The Trollopes: The Chronicle of a Writing Family
- Author: Lucy Poate Stebbins and Richard Poate Stebbins
- Language: English
- Subject: Frances Milton Trollope; Anthony Trollope; Thomas Adolphus Trollope;
- Published: 1945
- Publisher: Columbia University Press
- Pages: 394
- ISBN: 0231942869
- OCLC: 1104879525

= The Trollopes: The Chronicle of a Writing Family =

1945 book by Lucy and Richard Poate Stebbins

The Trollopes: The Chronicle of a Writing Family is a 1945 book by Lucy Poate Stebbins and her son Richard Poate Stebbins. Released by Columbia University Press, it centers on Frances Milton Trollope and her sons Anthony Trollope and Thomas Adolphus Trollope, all three of them writers. The book received positive reception for its coverage and accessibility, but divisive opinions on the handling of the subjects, particularly Anthony.

==Contents and themes==
The Trollopes is centered on Frances Milton Trollope, her sons Anthony and Thomas Adolphus Trollope; all three of them were novelists. The book starts with the Trollope matriarch, depicting her marriage and her struggle against poverty and illness, before centering around Anthony's life. Other people featured include husband Thomas Anthony, grandson Henry, and several in-law relatives, as well as contemporaries such as Robert Browning and William Makepeace Thackeray. The final part of the book includes a family tree of the Trollope family.

Topics discussed throughout the work include relationships, tragedies, political connections, and other internal family issues. According to John Gould Fletcher, the book argues that Anthony Trollope was "was extremely hard-working, but at bottom a crusty, disappointed, self-thwarted man and largely a self-deceiving one to boot; but a few flashes of genius at his disposal".

==Background and release==
The Trollopes was co-authored by novelist Lucy Poate Stebbins and her son, federal government official and future Council on Foreign Relations editor Richard Poate Stebbins. Prior to the book's release, the mother-son duo had released two books about German classical musicians - Enchanted Wanderer (1940) and Frank Damrosch: Let the People Sing (1945) - and the younger Stebbins had written a New York Times review of The Tireless Traveler: A Lifetime of Exploration, an edited volume of travel letters Anthony Trollope had written to the Liverpool Mercury, in 1942. Bradford A. Booth called it "a novelty in biography: one writing family comments on another", and Kirkus Reviews pointed out that this was "written by a mother and son -- this story of a mother and her sons."

The Trollopes was released by Columbia University Press on October 30, 1945. It has 394 pages and, around the time of release, sold for $4.00.

==Reception==
A. F. of the Irish Independent and W. G. Rogers applauded the extent of the coverage, and Fletcher commended the writers' extensive efforts on the research. Several reviewers praised the accessibility of the book, though Rogers was concerned that "it does not cater to the man in the street". Grennan praised the neutral approach towards the subjects, remarking that the book "will send many readers back to Barsetshire",; further, both Booth and The Kenyon Review characterized the portrayal of several subjects as sympathetic and psychoanalytic (respectively).

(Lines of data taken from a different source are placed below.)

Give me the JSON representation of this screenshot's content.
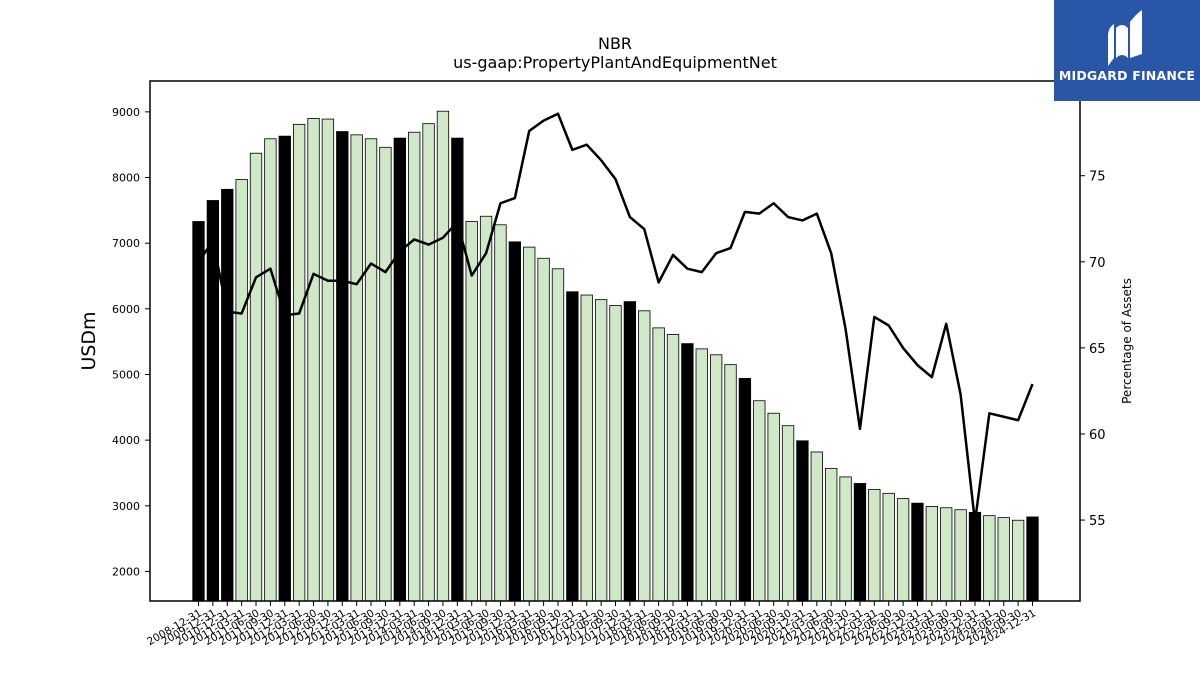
{
  "chart_data": {
    "type": "bar",
    "title": "NBR",
    "subtitle": "us-gaap:PropertyPlantAndEquipmentNet",
    "ylabel": "USDm",
    "y2label": "Percentage of Assets",
    "ylim": [
      1550,
      9470
    ],
    "y2lim": [
      50.3,
      80.5
    ],
    "yticks": [
      2000,
      3000,
      4000,
      5000,
      6000,
      7000,
      8000,
      9000
    ],
    "y2ticks": [
      55,
      60,
      65,
      70,
      75
    ],
    "colors": {
      "annual": "#000000",
      "quarterly": "#cfe8c8",
      "line": "#000000"
    },
    "categories": [
      "2008-12-31",
      "2009-12-31",
      "2010-12-31",
      "2011-03-31",
      "2011-06-30",
      "2011-09-30",
      "2011-12-31",
      "2012-03-31",
      "2012-06-30",
      "2012-09-30",
      "2012-12-31",
      "2013-03-31",
      "2013-06-30",
      "2013-09-30",
      "2013-12-31",
      "2014-03-31",
      "2014-06-30",
      "2014-09-30",
      "2014-12-31",
      "2015-03-31",
      "2015-06-30",
      "2015-09-30",
      "2015-12-31",
      "2016-03-31",
      "2016-06-30",
      "2016-09-30",
      "2016-12-31",
      "2017-03-31",
      "2017-06-30",
      "2017-09-30",
      "2017-12-31",
      "2018-03-31",
      "2018-06-30",
      "2018-09-30",
      "2018-12-31",
      "2019-03-31",
      "2019-06-30",
      "2019-09-30",
      "2019-12-31",
      "2020-03-31",
      "2020-06-30",
      "2020-09-30",
      "2020-12-31",
      "2021-03-31",
      "2021-06-30",
      "2021-09-30",
      "2021-12-31",
      "2022-03-31",
      "2022-06-30",
      "2022-09-30",
      "2022-12-31",
      "2023-03-31",
      "2023-06-30",
      "2023-09-30",
      "2023-12-31",
      "2024-03-31",
      "2024-06-30",
      "2024-09-30",
      "2024-12-31"
    ],
    "series": [
      {
        "kind": "bar",
        "values": [
          7330,
          7650,
          7820,
          7970,
          8370,
          8590,
          8630,
          8810,
          8900,
          8890,
          8700,
          8650,
          8590,
          8460,
          8600,
          8690,
          8820,
          9010,
          8600,
          7330,
          7410,
          7280,
          7020,
          6940,
          6770,
          6610,
          6260,
          6210,
          6140,
          6050,
          6110,
          5970,
          5710,
          5610,
          5470,
          5390,
          5300,
          5150,
          4940,
          4600,
          4410,
          4220,
          3990,
          3820,
          3570,
          3440,
          3340,
          3250,
          3190,
          3110,
          3040,
          2990,
          2970,
          2940,
          2900,
          2850,
          2820,
          2780,
          2830
        ],
        "annual": [
          true,
          true,
          true,
          false,
          false,
          false,
          true,
          false,
          false,
          false,
          true,
          false,
          false,
          false,
          true,
          false,
          false,
          false,
          true,
          false,
          false,
          false,
          true,
          false,
          false,
          false,
          true,
          false,
          false,
          false,
          true,
          false,
          false,
          false,
          true,
          false,
          false,
          false,
          true,
          false,
          false,
          false,
          true,
          false,
          false,
          false,
          true,
          false,
          false,
          false,
          true,
          false,
          false,
          false,
          true,
          false,
          false,
          false,
          true
        ]
      },
      {
        "kind": "line",
        "axis": "right",
        "values": [
          70.0,
          71.2,
          67.1,
          67.0,
          69.1,
          69.6,
          66.9,
          67.0,
          69.3,
          68.9,
          68.9,
          68.7,
          69.9,
          69.4,
          70.6,
          71.3,
          71.0,
          71.4,
          72.3,
          69.2,
          70.5,
          73.4,
          73.7,
          77.6,
          78.2,
          78.6,
          76.5,
          76.8,
          75.9,
          74.8,
          72.6,
          71.9,
          68.8,
          70.4,
          69.6,
          69.4,
          70.5,
          70.8,
          72.9,
          72.8,
          73.4,
          72.6,
          72.4,
          72.8,
          70.5,
          66.1,
          60.3,
          66.8,
          66.3,
          65.0,
          64.0,
          63.3,
          66.4,
          62.3,
          54.9,
          61.2,
          61.0,
          60.8,
          62.9
        ]
      }
    ]
  },
  "watermark": {
    "text": "MIDGARD FINANCE",
    "icon": "midgard-logo-icon",
    "background": "#2a56a8"
  }
}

Fletcher called it more interesting than Lord David Cecil's Hardy; Kirkus Reviews discovered in the book "a sense of freshness since the half-forgotten Sadleir and Walpole books;" and J. C. Squire boasted that the scope of the book surpassed other works about Anthony Trollope, including those written by Michael Sadleir. Harry Levin also drew comparisons with other novelist biographies released the same year, (Note: Namely Laura L. Hinkley's Charlotte and Emily: The Brontës, Frederick J. Hoffman's Freudianism and the Literary Mind, and Frances Winwar's The Life of the Heart: George Sand and her Times, as well as the F. Scott Fitzgerald edited volume The Crack-Up, Gordon Norton Ray's edited volume The Letters and Private Papers of William Makepeace Thackeray (1945) and Nicholas Wreden's translation of Tikhon Polner's Tolstoy and his Wife.) noting that the "well-rounded family chronicle" could complement Trollope's existing An Autobiography. Mrs. J. W. Bonner of the Tampa Bay Times vowed that the book "will delight Trollope enthusiasts and will interest anyone with literary tastes".

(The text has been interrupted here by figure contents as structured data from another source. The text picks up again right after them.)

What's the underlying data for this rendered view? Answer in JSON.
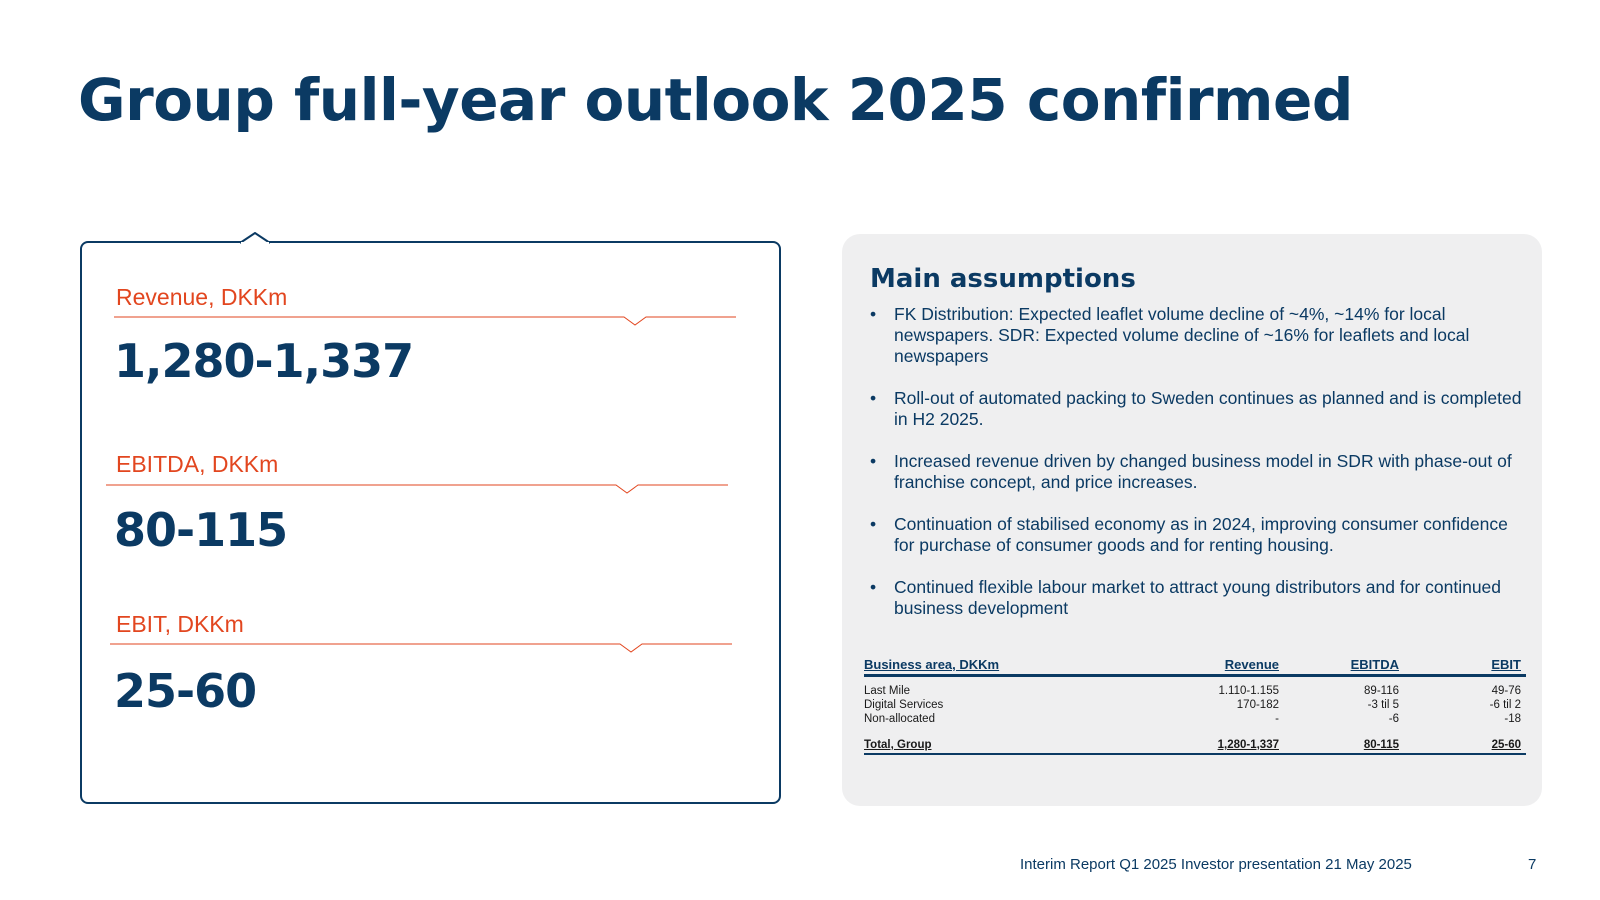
{
  "title": "Group full-year outlook 2025 confirmed",
  "kpis": [
    {
      "label": "Revenue, DKKm",
      "value": "1,280-1,337"
    },
    {
      "label": "EBITDA, DKKm",
      "value": "80-115"
    },
    {
      "label": "EBIT, DKKm",
      "value": "25-60"
    }
  ],
  "assumptions": {
    "title": "Main assumptions",
    "bullet_glyph": "•",
    "items": [
      "FK Distribution: Expected leaflet volume decline of ~4%, ~14% for local newspapers. SDR: Expected volume decline of ~16% for leaflets and local newspapers",
      "Roll-out of automated packing to Sweden continues as planned and is completed in H2 2025.",
      "Increased revenue driven by changed business model in SDR with phase-out of  franchise concept, and price increases.",
      "Continuation of stabilised economy as in 2024, improving consumer confidence for purchase of consumer goods and for renting housing.",
      "Continued flexible labour market to attract young distributors and for continued business development"
    ]
  },
  "table": {
    "headers": [
      "Business area, DKKm",
      "Revenue",
      "EBITDA",
      "EBIT"
    ],
    "rows": [
      [
        "Last Mile",
        "1.110-1.155",
        "89-116",
        "49-76"
      ],
      [
        "Digital Services",
        "170-182",
        "-3 til 5",
        "-6 til 2"
      ],
      [
        "Non-allocated",
        "-",
        "-6",
        "-18"
      ]
    ],
    "total": [
      "Total, Group",
      "1,280-1,337",
      "80-115",
      "25-60"
    ]
  },
  "footer": {
    "text": "Interim Report Q1 2025 Investor presentation 21 May 2025",
    "page": "7"
  },
  "colors": {
    "navy": "#0b3a63",
    "accent": "#e2461f",
    "panel_bg": "#efeff0"
  }
}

Several critics derided the authors' negative portrayal of Anthony, with The Kenyon Review characterizing it as anti-Victorian and Fletcher feeling that it did not adequately address the discrepancy between his posthumous popularity and that of his brother Thomas. Conversely, Orville Prescott of The New York Times called it an example of Anthony's then-growing critical applause.